The global standard to quantify Aza is by a method called high performance liquid chromatography (HPLC). However, this method requires trained personnel and is expensive which makes routine analysis a challenge.
Thus colorimetric assays are looked into as an alternative. This method does not require sophisticated instruments and helps in both quantitative as well as qualitative analysis.
Acidified vanillin is a well-known colorimetric indicator used to detect several phytochemicals (plant-based compounds). The ease with which analytes can be estimated has made this a popular technique to quantify compounds.
However, this assay involves concentrated acid. This raises safety concerns, especially for on-field studies.
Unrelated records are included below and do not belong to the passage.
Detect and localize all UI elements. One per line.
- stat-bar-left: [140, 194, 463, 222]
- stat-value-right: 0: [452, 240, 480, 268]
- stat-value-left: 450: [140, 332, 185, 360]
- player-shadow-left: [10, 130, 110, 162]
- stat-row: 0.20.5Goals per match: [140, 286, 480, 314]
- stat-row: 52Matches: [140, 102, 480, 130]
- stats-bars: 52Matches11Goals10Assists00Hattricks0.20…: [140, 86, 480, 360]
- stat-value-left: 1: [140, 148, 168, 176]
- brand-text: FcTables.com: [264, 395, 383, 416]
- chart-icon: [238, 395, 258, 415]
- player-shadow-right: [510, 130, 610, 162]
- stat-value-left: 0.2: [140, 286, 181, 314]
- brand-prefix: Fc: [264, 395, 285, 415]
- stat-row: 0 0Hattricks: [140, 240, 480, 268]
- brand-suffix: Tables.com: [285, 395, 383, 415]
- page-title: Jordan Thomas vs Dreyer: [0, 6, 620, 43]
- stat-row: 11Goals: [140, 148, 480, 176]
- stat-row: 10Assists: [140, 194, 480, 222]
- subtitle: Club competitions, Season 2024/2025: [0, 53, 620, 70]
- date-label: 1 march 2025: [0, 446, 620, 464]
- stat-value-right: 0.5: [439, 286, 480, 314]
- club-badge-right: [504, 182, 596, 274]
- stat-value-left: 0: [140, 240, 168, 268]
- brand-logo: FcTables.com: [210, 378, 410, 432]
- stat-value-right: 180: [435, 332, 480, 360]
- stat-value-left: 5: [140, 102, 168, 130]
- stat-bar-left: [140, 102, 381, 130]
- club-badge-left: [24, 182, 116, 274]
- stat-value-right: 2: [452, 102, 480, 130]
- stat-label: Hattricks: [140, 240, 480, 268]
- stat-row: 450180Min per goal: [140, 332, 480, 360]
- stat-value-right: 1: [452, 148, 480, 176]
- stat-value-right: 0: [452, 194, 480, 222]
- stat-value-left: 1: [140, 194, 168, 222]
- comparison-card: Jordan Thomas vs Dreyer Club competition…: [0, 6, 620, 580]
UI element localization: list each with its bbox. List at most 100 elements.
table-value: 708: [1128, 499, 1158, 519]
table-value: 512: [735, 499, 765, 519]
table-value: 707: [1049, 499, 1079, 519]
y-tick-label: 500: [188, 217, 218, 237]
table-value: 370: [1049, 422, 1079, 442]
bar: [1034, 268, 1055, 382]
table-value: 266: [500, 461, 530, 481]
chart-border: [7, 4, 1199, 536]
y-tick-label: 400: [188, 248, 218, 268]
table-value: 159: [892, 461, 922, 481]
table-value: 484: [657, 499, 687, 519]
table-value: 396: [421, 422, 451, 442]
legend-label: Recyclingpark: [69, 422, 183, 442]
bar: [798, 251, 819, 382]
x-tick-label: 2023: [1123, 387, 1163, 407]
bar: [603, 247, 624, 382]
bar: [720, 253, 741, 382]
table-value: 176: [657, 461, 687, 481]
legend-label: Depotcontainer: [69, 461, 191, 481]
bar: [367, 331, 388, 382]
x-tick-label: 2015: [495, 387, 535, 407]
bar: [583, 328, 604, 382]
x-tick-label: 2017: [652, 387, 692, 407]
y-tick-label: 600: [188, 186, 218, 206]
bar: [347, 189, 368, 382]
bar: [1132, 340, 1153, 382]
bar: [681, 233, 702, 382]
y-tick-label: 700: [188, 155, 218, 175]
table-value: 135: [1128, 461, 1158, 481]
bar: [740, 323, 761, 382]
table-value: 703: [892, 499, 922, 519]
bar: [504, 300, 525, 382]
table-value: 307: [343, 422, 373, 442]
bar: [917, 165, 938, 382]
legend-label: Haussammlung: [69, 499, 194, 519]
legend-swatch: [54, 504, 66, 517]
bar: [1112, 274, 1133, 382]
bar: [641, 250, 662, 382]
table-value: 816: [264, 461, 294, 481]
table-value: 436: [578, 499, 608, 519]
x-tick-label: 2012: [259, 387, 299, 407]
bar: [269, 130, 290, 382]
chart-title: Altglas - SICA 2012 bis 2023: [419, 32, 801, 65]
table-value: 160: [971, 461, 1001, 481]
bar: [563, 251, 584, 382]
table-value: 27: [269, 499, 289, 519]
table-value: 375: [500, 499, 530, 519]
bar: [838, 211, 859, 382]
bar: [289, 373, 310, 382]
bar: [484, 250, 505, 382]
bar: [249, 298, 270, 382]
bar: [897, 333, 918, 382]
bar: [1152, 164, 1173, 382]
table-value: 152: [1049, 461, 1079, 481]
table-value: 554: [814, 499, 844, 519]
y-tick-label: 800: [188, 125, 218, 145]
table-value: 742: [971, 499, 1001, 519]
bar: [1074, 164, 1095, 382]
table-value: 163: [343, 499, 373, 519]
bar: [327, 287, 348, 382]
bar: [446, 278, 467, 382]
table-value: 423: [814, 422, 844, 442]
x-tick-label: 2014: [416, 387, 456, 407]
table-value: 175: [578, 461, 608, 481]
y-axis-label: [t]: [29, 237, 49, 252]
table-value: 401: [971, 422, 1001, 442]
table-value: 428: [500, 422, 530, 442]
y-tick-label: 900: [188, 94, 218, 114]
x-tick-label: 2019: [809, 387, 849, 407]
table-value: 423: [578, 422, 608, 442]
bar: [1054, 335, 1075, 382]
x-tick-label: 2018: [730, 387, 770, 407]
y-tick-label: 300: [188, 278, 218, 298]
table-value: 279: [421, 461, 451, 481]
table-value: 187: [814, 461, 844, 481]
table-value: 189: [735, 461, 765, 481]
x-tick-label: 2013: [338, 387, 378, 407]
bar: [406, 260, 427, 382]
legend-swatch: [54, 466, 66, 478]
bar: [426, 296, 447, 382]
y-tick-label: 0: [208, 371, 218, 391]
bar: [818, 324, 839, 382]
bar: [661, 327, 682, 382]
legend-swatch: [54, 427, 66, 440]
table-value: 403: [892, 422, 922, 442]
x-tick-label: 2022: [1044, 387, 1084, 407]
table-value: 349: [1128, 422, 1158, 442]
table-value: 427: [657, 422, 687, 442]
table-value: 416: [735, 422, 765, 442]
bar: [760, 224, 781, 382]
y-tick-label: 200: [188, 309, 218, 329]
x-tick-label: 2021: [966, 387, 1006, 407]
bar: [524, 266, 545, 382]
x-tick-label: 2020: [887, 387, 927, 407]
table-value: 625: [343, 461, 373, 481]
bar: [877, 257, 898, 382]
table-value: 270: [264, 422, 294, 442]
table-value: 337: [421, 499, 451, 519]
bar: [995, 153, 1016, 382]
In this study, the authors Ms. Sinu Kurian, Dr. Savitha Rangasamy, and Prof. Subramaniam Pushpavanam from the Department of Chemical Engineering, Indian Institute of Technology Madras, Chennai, India (Ms. Sinu Kurian is also affiliated with the Department of Metallurgical and Materials Engineering, Indian Institute of Technology Madras, Chennai, India), and Prof. Ranjit Bauri from the Department of Metallurgical and Materials Engineering, Indian Institute of Technology Madras, Chennai, India, have shown how the assay can be translated from liquid phase to a paper substrate. This reduces the volume of acid used.
Glass microfiber (GMF) filter paper was found to be a suitable paper as it is acid resistant and hydrophilic (has affinity for water).
A microfluidic paper-based sensor was developed using 5 millimeter sized GMF dots sandwiched between two parafilm sheets.
Thus in this study a single-phase acidified vanillin assay was utilized for the estimation of azadirachtin-related limonoids in neem kernels using a paper-based sensor.
It was found that the colorimetric assay showed a relative recovery of more than 85 percent when compared with the value obtained from HPLC.
It was also shown that smartphone-assisted portable devices could be used for on-site Aza detection.
In this work, a portable sensor for on-site detection of phytochemicals was developed that can be an integral part of the agricultural supply chain.